Sulforaphane Protects Piglet Brains from Neonatal Hypoxic-Ischemic Injury

The striatal, primary sensorimotor cortical, and thalamic neurons are highly vulnerable to hypoxia-ischemia (HI) in term newborns. In a piglet model of HI that exhibits similar selective regional vulnerability, we tested the hypothesis that early treatment with sulforaphane, an activator of the Nrf2 transcription factor, protects vulnerable neurons from HI injury. Anesthetized piglets (aged 3-7 days) were subjected to 45 min of hypoxia and 7 min of airway occlusion. At 15 min after resuscitation, the piglets received intravenous vehicle or sulforaphane. At 4 days of recovery, the density of viable neurons in the putamen of vehicle-treated piglets was 31 +/- 34% (+/- SD) that of sham-operated controls. Treatment with sulforaphane significantly increased viability to 77 +/- 31%. In the sensorimotor cortex, neuronal viability was also increased; it was 59 +/- 35% in the vehicle-treated and 89 +/- 15% in the sulforaphane-treated animals. Treatment with sulforaphane increased the nuclear Nrf2 and gamma-glu-tamylcysteine synthetase expression at 6 h of recovery in these regions.

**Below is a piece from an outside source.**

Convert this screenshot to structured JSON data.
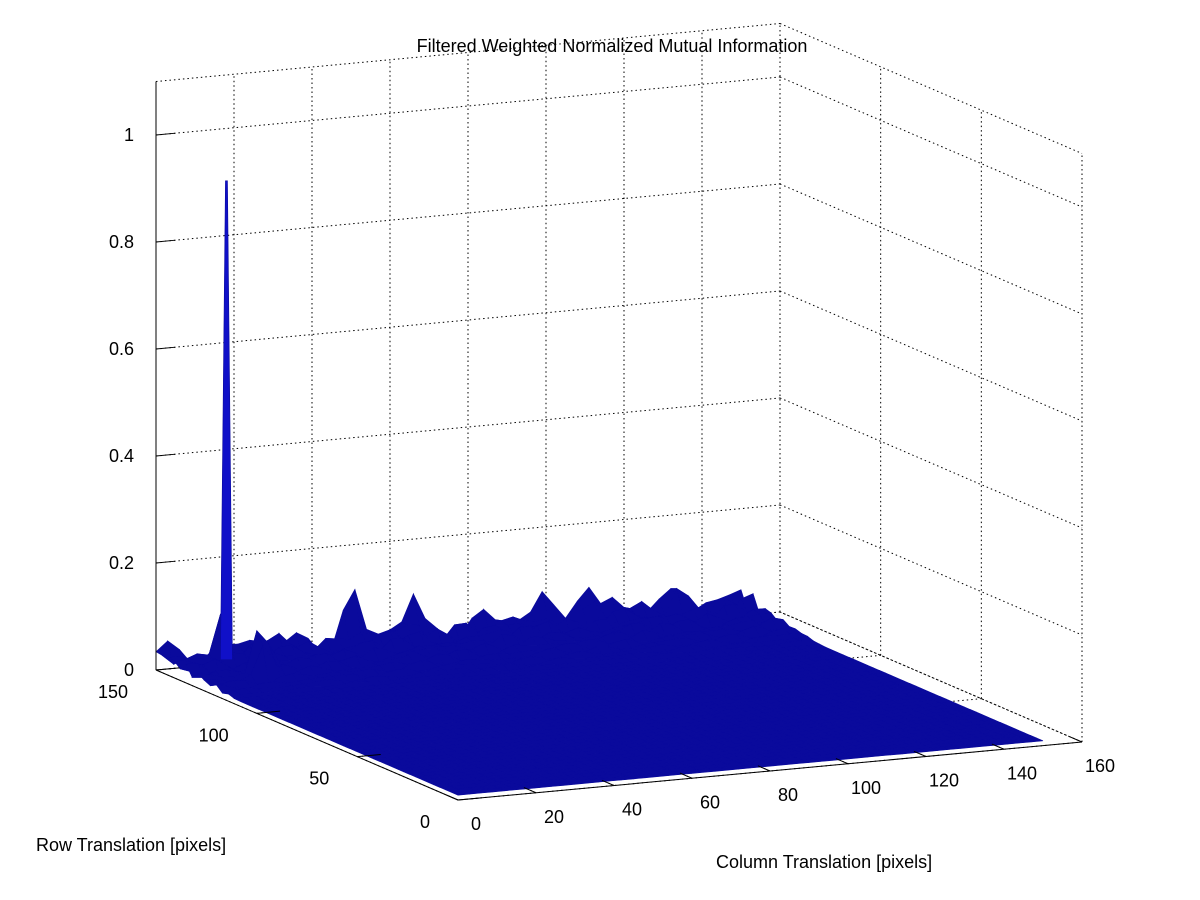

We conclude that systemic administration of sulforaphane 15 min after HI can induce the translocation of Nrf2 to the nucleus, increase expression of an enzyme involved in glutathione synthesis, and salvage neurons in the highly vulnerable putamen and sensorimotor cortex in a large-animal model of HI. Therefore, targeting Nrf2 activation soon after recovery from HI is a feasible approach for neuroprotection in the newborn brain.

Automated summary

Research has shown that early treatment with sulforaphane, which activates the Nrf2 transcription factor, can protect vulnerable neurons in the striatal and sensorimotor cortex from hypoxia-ischemia (HI) injury in newborns. This treatment increased neuronal viability and enzyme expression involved in glutathione synthesis, suggesting that targeting Nrf2 activation soon after HI recovery is a feasible approach for neuroprotection in the newborn brain.